Challenges of Creating an APCD AND LIMITATIONS OF EXISTING APCDS
A 2023 document from the Department of Health and Human Services (DHHS) about APCDs references three reports. The reports were prepared by researchers at the RAND corporation.
The first report (with a date of 2021) discusses the history of attempts to create APCDs and the challenges and limitations.
The second report (released in June 2022), provides additional detail on ACPD data collection and access procedures. https://aspe.hhs.gov/sites/default/files/documents/96f34fd0474b3da4884836c4341f1bbe/Linking-State-Health-Care-Data.pdf
The third report discusses the particular challenges of using APCDs for multi-state studies.
Status of State APCDS in 2023
An organization, the APCD Council, has been doing work to facilitate the creation of APCSs for every state in the United States. A map posted at their website shows the status of efforts to create APCDs by state as of 2023.

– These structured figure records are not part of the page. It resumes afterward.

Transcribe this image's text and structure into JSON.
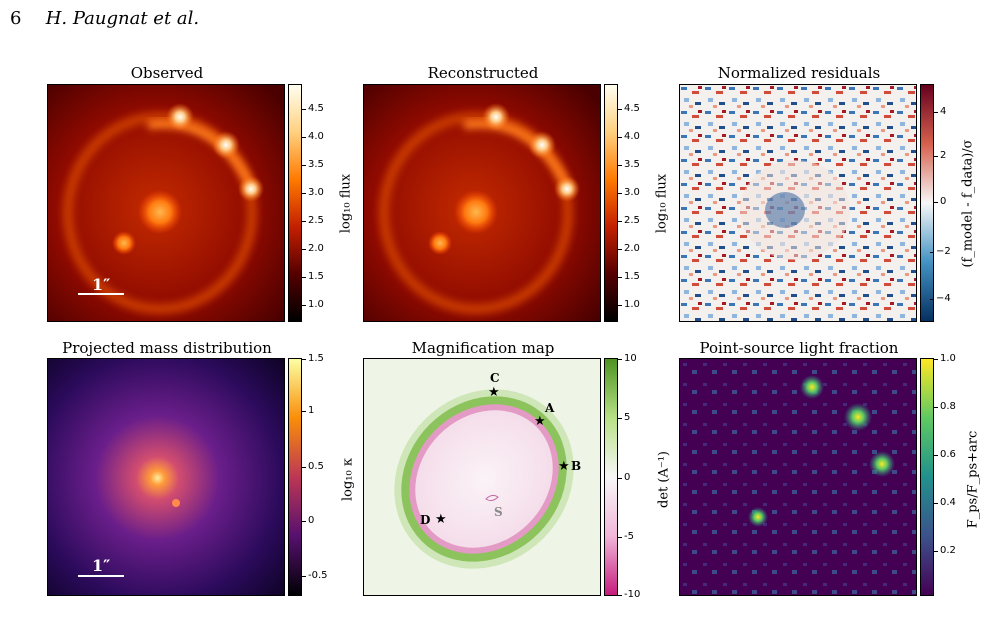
{
  "header": {
    "page_number": "6",
    "authors": "H. Paugnat et al."
  },
  "panels": {
    "observed": {
      "title": "Observed",
      "scale": "1″"
    },
    "reconstructed": {
      "title": "Reconstructed"
    },
    "residuals": {
      "title": "Normalized residuals"
    },
    "mass": {
      "title": "Projected mass distribution",
      "scale": "1″"
    },
    "magnification": {
      "title": "Magnification map"
    },
    "psfraction": {
      "title": "Point-source light fraction"
    }
  },
  "colorbars": {
    "flux": {
      "label": "log₁₀ flux",
      "ticks": [
        "4.5",
        "4.0",
        "3.5",
        "3.0",
        "2.5",
        "2.0",
        "1.5",
        "1.0"
      ]
    },
    "flux2": {
      "label": "log₁₀ flux",
      "ticks": [
        "4.5",
        "4.0",
        "3.5",
        "3.0",
        "2.5",
        "2.0",
        "1.5",
        "1.0"
      ]
    },
    "residuals": {
      "label": "(f_model - f_data)/σ",
      "ticks": [
        "4",
        "2",
        "0",
        "−2",
        "−4"
      ]
    },
    "kappa": {
      "label": "log₁₀ κ",
      "ticks": [
        "1.5",
        "1",
        "0.5",
        "0",
        "-0.5"
      ]
    },
    "det": {
      "label": "det (A⁻¹)",
      "ticks": [
        "10",
        "5",
        "0",
        "-5",
        "-10"
      ]
    },
    "fraction": {
      "label": "F_ps/F_ps+arc",
      "ticks": [
        "1.0",
        "0.8",
        "0.6",
        "0.4",
        "0.2"
      ]
    }
  },
  "magnification_labels": {
    "A": "A",
    "B": "B",
    "C": "C",
    "D": "D",
    "S": "S"
  },
  "colors": {
    "lens_core": "#ffe8a0",
    "ring": "#ff9900",
    "critical_green": "#88c057",
    "critical_pink": "#e07ab8"
  }
}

The APCD Council described the status of APCDs in 2023 as follows:
Existing APCD—25 states
Strong interest—10 states
Voluntary APCD—4 states
No current activity—11 states.
The APCD Council website also provides links to detailed information about the status of development of APCDs for all 50 states and additional information about the APCD (or links to this information) for states that have an APCD.
COMMERCIAL DATABASES BASED ON CLAIMS
The referenced report states that the de-identified data used was purchased. There are a number of health datasets available to be purchased.

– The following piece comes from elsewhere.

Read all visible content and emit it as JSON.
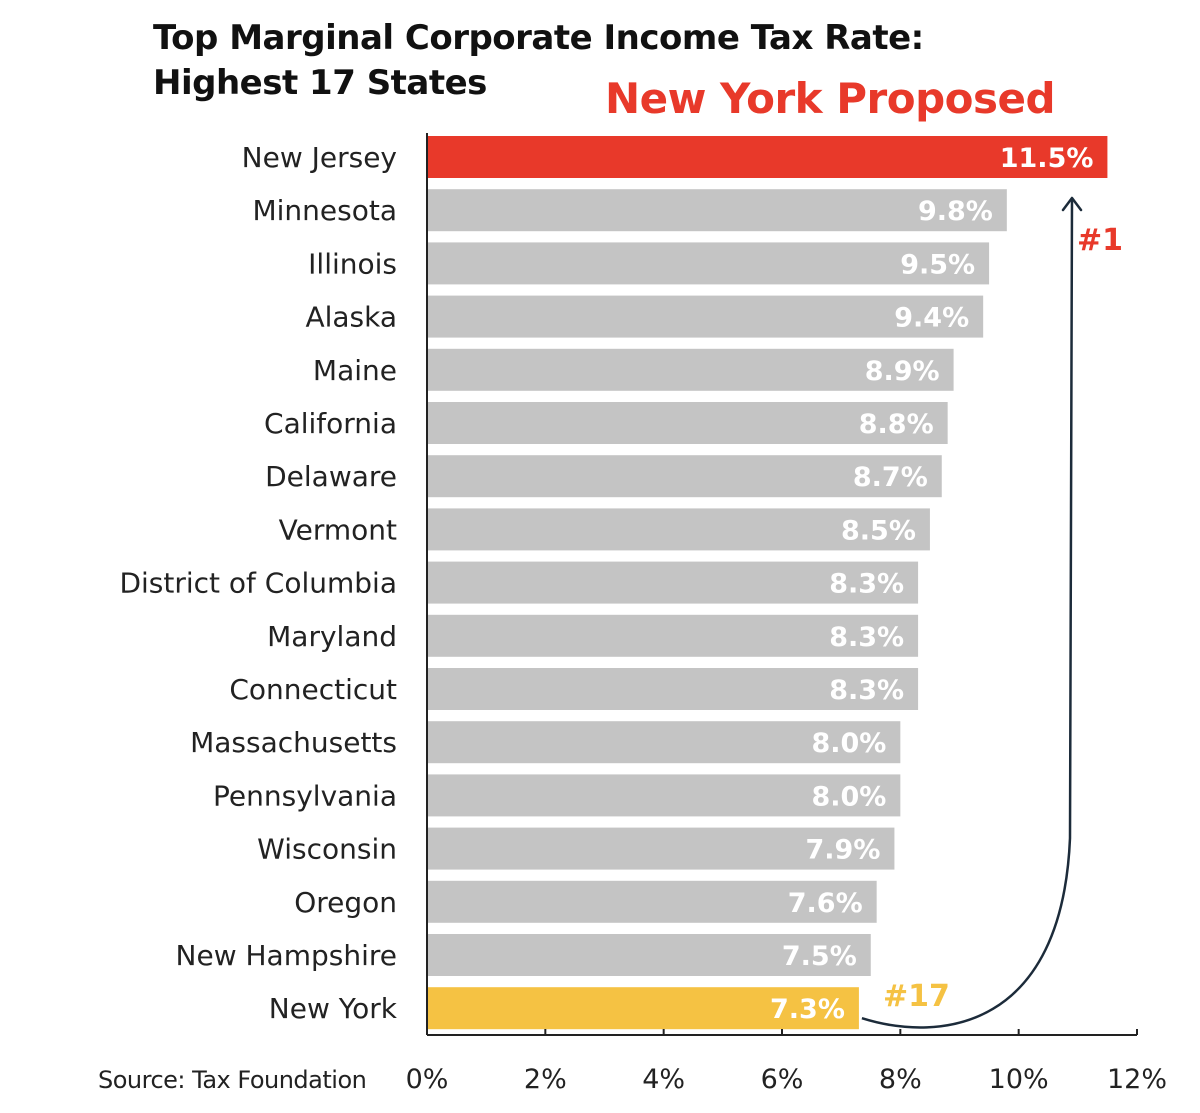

A 2023 Lancet article (NOT paywalled) describes (somewhat briefly) the 11 major commercial health datasets and vendors in the United States. Several use data only from paid claims. Several use data from claims and electronic health records (and sometimes other sources).
None of these commercial datasets contain data on claims from “all payers” for any period.
https://www.thelancet.com/pdfs/journals/landig/PIIS2589-7500(23)00025-0.pdf
SUGGESTION FOR REPLICATION
Dr. Norris has suggested that a replication of the analysis of complications of medication abortion might be useful. Because the authors of this analysis describe the source of their data as an “all payers claims database,” perhaps a replication in one or more of the 25 states that are described as having a functional APCD would be useful.
Thanks for the great resources. My take on claims databases is that they miss the mark on extent of disease, poverty, baseline physical function, and functional/quality of life outcomes.
And, maybe most importantly, time of disease “onset.” There will often be no relationship between the time of disease/symptom onset and when a particular diagnosis is first coded by a primary care physician. Patients often wait months to years before first reporting non-severe symptoms to their physician. It’s also common for patients to stockpile their complaints and then present with 5 or more in a single visit, meaning that only a single complaint or a subset of complaints might be coded. As a result, chicken/egg scenarios will often be unresolvable with this type of study.